As she prepared to present her case to Canada’s Supreme Court, Naiomi Metallic donned the traditional black robe and pants required of lawyers. The final touch — a powerful if whimsical reminder of why she was there — was only visible if she pulled up her pant leg.
Under her boots were ankle-high socks imprinted with images of Spirit Bear, the guiding talisman of the First Nations Child & Family Caring Society. The group has fought relentlessly for the rights of Indigenous children in Canada since child welfare advocate Cindy Blackstock filed a human rights complaint against the federal government in 2007.
A former professor in the University of Alberta’s former Faculty of Extension, Blackstock first introduced Spirit Bear to represent the 165,000 First Nations children represented in that complaint.
“It was a bit cheeky,” admits Metallic, a doctoral student in the U of A’s Faculty of Law. “I’ve got these bright pink socks on with spirit bears all over them, but they couldn’t be seen under the conservative court outfit I was wearing.”
A touch of cheek, perhaps, but the stakes could not have been higher. Originally from a Mi'kmaq community on the Gaspé coast of Quebec, Metallic had 10 minutes to make her case in defence of a groundbreaking 2019 federal law granting Indigenous people the authority to write their own child welfare laws.
Introduced in February 2019 as Bill C92: An Act respecting First Nations, Inuit and Métis children, youth and families, the law received royal assent the following June but was challenged by Quebec, which argued it amounted to a case of jurisdictional overreach by the federal government.
“I never worked so hard for 10 minutes in my life,” says Metallic. “There were 35 other intervenors in the case — I read everybody’s materials and had to process what they were saying.”
The toughest challenge was remaining focused on child welfare, she adds. Because arguments started leaning “in this whole other direction on the inherent right to self-government, raising a whole host of complex questions … we were getting worried about the court losing sight of the kids.
“With Cindy, it’s always about the kids — you cannot lose sight of that.”
Metallic rehearsed her arguments late into the previous night in her Ottawa hotel room, anticipating every possible question and rebuttal, her spirit bear perched on a chair next to her for inspiration. “I was laser-focused,” she says. In the end it paid off.
Advocating as an academic
Metallic first began advocating for the rights of Indigenous children with her law firm in the early 2000s, and became intimately acquainted with the failure of Canada’s legal system to guarantee basic services on First Nations reserves.
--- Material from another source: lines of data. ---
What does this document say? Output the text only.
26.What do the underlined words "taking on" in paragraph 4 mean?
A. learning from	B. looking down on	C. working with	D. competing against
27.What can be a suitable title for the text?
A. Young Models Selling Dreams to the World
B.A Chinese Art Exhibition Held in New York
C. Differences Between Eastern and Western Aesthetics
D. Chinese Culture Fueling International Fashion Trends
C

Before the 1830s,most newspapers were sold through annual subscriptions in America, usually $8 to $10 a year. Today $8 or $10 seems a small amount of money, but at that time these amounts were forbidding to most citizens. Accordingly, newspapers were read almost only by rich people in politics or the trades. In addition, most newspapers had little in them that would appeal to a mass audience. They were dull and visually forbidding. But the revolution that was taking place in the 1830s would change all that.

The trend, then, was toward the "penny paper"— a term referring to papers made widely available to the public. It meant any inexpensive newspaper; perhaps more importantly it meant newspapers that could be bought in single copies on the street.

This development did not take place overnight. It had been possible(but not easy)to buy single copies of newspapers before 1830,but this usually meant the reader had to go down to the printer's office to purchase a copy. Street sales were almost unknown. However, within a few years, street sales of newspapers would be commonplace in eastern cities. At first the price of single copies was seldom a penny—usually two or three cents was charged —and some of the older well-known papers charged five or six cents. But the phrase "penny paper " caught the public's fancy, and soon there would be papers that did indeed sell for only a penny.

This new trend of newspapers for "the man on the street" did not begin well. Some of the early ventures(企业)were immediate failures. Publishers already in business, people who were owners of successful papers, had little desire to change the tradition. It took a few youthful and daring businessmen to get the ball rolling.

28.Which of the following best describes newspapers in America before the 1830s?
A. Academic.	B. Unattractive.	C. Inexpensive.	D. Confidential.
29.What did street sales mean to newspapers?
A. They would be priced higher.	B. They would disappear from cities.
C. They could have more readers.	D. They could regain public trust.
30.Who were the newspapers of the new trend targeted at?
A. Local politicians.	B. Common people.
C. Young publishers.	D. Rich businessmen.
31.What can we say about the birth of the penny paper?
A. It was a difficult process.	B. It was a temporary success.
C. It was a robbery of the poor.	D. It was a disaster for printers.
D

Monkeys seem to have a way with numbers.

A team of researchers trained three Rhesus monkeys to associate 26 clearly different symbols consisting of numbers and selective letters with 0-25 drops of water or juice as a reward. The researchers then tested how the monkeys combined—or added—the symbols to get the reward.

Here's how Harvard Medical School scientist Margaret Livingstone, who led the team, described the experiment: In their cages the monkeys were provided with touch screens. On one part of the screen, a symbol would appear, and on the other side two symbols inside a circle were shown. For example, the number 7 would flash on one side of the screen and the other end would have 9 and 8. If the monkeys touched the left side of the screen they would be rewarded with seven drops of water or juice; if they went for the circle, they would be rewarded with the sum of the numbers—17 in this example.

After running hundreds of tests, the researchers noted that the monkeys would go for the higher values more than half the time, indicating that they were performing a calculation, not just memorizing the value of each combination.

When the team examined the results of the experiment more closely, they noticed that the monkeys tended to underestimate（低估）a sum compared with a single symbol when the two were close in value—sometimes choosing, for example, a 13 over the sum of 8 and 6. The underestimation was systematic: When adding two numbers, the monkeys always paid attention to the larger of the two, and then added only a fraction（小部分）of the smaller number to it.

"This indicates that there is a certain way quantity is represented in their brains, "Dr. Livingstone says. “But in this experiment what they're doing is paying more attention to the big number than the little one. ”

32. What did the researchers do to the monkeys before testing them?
“Around that time, I met Cindy. We started sharing notes and realized that all these programs on reserves followed the same pattern. I started to support her work and then decided to go back to school so I could advocate as an academic, by writing and helping people understand the depths of the problem.”
As an attempt to tackle that problem, Bill C-92 was a genuine act of what Metallic calls “legislative reconciliation.”
When the Supreme Court’s decision came down last February, it was unified and unequivocal, says Metallic, giving First Nations laws precedence over provincial child welfare laws.
“I think it sent a strong message about the court’s overall support for legislation facilitating the exercise of Indigenous rights going forward. The justices all came together, which I was not expecting.”
She was also encouraged to see that the court made extensive reference to the UN Declaration on the Rights of Indigenous Peoples as a guiding document for reconciliation in Canada.
A win for legislative reconciliation
Perhaps most gratifying for Metallic was that the court’s decision drew not only on some of her arguments in court, but also her academic writing on legislative reconciliation. In one paper published last year in the U of A-based Review of Constitutional Studies, she points out that “for too long, Indigenous peoples have not benefited from similar respect and promotion of their inherent rights, and this has caused them significant harm.
“Legislative reconciliation is needed because the existing approaches to the implementation of inherent rights — negotiation and constitutional litigation — have been insufficient on their own to bring about a mutually respectful relationship between Indigenous and non-Indigenous peoples.”
Metallic holds the Chancellor’s Chair in Aboriginal Law and Policy at the Schulich School of Law at Dalhousie University. She decided to pursue a doctorate at the U of A to work with Hadley Friedland, co-founder of the Wahkohtowin Law and Governance Lodge, who is recognized nationally for revitalizing Indigenous law through community-led research.
Metallic and Friedland have also compiled a guide for judges on implementing the national standards established in Bill C-92.
Although the Supreme Court stopped short of granting comprehensive self-government to Indigenous Peoples of Canada, limiting its focus to issues of child welfare, the decision nonetheless has groundbreaking implications for other areas of Indigenous jurisdiction in the years ahead, says Metallic.
“It could apply to all kinds of things. The feds have already tabled a bill on water on reserves, there’s one coming on health and one in the works on policing in First Nations communities … so expect to see more.”
Wherever that path leads, says Metallic, Spirit Bear will be watching.